Paquebot Massilia, Port d’Alexandrie, jeudi 28 février 1929, 10h
Sur le pont du paquebot, nous voyons s’éloigner les rivages de l’Egypte.
Avant d’embarquer pour la France, nous avons chaleureusement remercié Ali Ben Tarik pour son accueil.
Andrew lui a promis que si un de ses fils voulait venir étudier aux Etats-Unis, il l’aidera dans ce projet.
Mais j’ai vu le regard de notre hôte sur nos figures blessées et fatiguées, je ne sais pas trop ce qu’il en a réellement pensé.
Anton Figgis a abandonné sa canne dans la maison lorsque nous avons fait nos bagages ; il ne boîte presque plus.

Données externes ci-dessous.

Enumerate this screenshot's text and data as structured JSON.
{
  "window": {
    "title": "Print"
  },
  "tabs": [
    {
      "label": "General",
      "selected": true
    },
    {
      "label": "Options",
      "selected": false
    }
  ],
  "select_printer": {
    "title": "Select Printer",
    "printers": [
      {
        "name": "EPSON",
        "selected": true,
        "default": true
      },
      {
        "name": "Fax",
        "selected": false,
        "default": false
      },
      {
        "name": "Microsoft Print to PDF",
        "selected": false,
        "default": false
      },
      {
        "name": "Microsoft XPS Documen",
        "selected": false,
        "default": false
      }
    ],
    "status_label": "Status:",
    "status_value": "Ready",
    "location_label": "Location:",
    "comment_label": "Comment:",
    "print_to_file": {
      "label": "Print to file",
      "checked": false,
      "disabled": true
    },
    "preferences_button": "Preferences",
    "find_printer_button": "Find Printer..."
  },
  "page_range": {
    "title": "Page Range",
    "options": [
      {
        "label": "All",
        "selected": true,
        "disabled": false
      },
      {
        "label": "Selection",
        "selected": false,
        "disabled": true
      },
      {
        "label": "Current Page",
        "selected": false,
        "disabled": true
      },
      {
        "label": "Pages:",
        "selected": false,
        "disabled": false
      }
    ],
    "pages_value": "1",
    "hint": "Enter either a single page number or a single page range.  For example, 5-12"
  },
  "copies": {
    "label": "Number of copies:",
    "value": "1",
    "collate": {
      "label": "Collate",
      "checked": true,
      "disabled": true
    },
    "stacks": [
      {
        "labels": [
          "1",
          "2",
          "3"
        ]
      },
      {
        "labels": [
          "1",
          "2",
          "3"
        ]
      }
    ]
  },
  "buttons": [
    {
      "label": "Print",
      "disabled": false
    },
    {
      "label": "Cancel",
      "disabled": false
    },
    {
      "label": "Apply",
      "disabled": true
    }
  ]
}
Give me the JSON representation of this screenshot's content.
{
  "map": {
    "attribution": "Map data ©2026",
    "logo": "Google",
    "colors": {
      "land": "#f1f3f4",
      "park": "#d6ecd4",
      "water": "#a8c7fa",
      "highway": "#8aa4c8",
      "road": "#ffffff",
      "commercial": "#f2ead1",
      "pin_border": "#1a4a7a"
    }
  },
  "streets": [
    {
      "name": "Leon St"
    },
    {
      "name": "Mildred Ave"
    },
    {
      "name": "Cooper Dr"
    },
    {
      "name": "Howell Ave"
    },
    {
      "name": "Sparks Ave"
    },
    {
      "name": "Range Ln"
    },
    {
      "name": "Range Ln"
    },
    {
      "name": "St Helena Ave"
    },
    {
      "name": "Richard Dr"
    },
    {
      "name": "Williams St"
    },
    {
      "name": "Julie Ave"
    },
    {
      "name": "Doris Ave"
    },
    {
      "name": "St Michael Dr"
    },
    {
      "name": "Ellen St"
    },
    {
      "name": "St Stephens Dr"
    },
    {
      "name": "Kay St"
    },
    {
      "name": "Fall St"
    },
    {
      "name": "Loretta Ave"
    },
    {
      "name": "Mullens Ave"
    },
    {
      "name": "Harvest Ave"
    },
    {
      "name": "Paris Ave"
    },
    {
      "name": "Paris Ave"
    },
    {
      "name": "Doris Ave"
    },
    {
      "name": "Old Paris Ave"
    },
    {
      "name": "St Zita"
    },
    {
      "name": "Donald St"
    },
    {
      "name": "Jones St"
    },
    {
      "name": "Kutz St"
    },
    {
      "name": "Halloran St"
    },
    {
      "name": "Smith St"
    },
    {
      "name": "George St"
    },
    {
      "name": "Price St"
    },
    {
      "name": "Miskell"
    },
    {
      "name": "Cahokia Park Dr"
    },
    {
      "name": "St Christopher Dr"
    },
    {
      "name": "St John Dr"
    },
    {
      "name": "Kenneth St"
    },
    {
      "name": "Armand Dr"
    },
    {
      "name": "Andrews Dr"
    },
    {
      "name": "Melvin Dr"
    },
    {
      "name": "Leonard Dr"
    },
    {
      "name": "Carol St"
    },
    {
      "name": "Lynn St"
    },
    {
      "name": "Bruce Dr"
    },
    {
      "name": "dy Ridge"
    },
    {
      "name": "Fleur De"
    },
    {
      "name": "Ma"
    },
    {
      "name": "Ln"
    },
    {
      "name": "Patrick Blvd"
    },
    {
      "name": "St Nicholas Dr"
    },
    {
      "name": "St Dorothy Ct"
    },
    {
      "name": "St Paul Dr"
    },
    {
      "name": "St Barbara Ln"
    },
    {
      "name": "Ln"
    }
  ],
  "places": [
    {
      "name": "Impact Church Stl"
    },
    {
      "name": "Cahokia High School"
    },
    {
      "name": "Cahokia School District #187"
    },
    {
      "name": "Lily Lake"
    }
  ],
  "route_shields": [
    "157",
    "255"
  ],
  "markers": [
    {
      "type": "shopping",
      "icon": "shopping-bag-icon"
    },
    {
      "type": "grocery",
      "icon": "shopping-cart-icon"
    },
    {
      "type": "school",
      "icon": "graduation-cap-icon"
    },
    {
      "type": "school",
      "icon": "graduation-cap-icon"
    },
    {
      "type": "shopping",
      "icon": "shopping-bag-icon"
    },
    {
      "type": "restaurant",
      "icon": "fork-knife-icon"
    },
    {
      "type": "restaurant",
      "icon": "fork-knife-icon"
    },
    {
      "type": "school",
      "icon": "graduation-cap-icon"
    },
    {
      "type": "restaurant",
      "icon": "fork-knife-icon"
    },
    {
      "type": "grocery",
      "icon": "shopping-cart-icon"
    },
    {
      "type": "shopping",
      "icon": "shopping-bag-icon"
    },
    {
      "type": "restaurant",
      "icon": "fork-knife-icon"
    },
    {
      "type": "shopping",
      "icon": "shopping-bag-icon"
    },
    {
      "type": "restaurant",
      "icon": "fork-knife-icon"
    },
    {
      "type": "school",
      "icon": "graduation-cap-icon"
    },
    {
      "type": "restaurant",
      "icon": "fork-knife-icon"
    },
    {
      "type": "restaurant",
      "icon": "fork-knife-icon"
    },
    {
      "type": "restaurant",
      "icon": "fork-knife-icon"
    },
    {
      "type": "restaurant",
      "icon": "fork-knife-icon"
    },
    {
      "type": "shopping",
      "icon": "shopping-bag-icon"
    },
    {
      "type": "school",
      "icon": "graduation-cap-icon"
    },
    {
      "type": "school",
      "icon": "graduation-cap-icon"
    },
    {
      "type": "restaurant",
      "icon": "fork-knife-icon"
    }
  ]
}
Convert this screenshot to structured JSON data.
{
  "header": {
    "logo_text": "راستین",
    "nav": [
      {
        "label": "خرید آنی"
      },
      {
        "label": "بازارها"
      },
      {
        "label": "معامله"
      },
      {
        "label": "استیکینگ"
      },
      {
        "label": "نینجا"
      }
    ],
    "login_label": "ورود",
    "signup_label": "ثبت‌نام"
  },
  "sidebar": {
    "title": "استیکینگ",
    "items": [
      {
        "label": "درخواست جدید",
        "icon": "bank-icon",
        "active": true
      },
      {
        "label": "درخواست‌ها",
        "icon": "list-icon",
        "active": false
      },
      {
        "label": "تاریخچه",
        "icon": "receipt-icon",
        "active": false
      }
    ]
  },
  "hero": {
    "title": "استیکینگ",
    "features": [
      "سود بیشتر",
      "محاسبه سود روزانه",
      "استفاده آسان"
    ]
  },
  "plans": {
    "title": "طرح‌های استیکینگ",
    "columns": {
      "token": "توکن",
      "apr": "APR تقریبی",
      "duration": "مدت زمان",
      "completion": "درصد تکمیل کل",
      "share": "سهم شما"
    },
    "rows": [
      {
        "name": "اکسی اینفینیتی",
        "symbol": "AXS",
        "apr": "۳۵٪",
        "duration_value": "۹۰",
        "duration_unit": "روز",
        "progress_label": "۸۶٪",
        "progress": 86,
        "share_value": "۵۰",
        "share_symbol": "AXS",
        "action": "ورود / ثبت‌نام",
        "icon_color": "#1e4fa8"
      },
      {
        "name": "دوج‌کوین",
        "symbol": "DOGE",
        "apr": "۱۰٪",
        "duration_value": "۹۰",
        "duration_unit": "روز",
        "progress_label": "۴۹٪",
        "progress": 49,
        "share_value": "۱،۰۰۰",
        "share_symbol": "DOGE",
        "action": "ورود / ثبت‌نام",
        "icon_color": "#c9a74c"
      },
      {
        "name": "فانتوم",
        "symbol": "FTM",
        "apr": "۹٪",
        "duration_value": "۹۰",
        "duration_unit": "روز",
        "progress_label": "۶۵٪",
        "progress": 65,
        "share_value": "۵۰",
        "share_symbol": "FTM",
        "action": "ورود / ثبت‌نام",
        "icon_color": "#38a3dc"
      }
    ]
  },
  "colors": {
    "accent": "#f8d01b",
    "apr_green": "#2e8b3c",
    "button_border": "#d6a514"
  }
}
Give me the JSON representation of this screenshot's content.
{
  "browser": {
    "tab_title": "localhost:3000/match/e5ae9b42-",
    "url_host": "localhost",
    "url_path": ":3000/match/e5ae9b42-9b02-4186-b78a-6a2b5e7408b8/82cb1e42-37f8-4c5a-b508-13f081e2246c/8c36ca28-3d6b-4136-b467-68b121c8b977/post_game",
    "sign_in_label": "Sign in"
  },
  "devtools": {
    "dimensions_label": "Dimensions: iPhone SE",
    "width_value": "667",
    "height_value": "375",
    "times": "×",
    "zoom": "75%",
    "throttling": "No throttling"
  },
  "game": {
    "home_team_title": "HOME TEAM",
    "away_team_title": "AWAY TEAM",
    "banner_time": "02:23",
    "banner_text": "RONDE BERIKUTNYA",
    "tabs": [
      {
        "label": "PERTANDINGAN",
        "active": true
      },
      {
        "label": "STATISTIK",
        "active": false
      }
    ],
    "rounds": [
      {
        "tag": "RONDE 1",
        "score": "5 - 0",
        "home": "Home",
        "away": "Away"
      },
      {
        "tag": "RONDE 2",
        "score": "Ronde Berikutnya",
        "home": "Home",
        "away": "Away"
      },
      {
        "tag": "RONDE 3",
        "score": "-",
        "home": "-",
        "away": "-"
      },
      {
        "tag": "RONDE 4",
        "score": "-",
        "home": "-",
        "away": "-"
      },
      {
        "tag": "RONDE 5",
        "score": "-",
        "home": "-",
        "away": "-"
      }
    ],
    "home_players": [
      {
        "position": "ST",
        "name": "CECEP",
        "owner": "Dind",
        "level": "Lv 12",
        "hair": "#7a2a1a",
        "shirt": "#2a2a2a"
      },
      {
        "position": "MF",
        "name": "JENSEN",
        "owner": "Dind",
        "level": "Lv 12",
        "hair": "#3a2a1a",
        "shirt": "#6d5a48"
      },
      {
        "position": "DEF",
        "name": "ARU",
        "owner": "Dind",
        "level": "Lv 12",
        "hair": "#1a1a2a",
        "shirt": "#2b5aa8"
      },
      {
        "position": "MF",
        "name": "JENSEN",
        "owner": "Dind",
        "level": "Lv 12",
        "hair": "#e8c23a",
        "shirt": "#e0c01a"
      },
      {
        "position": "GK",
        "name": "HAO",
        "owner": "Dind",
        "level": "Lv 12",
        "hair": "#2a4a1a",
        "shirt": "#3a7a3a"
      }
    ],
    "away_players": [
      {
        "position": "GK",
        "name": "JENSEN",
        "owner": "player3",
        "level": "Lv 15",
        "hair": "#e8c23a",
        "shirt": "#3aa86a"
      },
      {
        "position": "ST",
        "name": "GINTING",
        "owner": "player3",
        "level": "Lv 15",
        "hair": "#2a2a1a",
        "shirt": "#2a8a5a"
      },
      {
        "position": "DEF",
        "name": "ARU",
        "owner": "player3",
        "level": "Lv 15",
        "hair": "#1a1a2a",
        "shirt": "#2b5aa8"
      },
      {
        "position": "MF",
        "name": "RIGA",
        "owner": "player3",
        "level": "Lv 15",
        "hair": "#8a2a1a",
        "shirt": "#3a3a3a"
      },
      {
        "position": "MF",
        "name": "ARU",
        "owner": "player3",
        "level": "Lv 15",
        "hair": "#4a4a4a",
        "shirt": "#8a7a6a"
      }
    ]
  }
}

Mon bras me lance de moins en moins, mais les gens détournent encore le regard de mon visage boursouflé.
Il me tarde d’arriver à Marseille.
Nous déjeunerons dans un petit restaurant.
Nous boirons une bouteille de ces bons vins rouges dont les français ont le secret.
J’ai lu dans le Times que le monde semble continuer de tourner.
Au Royaume-Uni, le Parlement est de nouveau ouvert.
Aux Etats-Unis, après douze ans de prospérité ininterrompue, le Dow Jones bat des records.
Au Caire, la grande exposition ne cesse d’attirer curieux et fêtards du monde entier.
En fait, nous partons quand tout le monde arrive.
Peter s’est déjà enfermé dans sa cabine, sans doute pour se plonger dans la lecture du De Vermiis Mysteriis.
Il est obsédé par ce nom de Ny Har Lat Hotep, et je crois que nous ne le verrons pas beaucoup pendant le voyage.
Andrew m’a appris qu’à l’insu de Galloway, Peter a sorti de la tombe un petit vase canope.
Au contact de cette chose, il espère que les talents de médium de Paul Lemond pourront nous apprendre quelque chose.
Un malaise me reprend quand je repense à notre traversée du port tout à l’heure.
Pris dans les filets des pêcheurs, les poissons fraîchement pêchés bondissaient pour échapper à leur destin.
Peut-être sommes-nous comme ces poissons ?
Nous nous débattons de toutes nos forces, mais c’est totalement vain.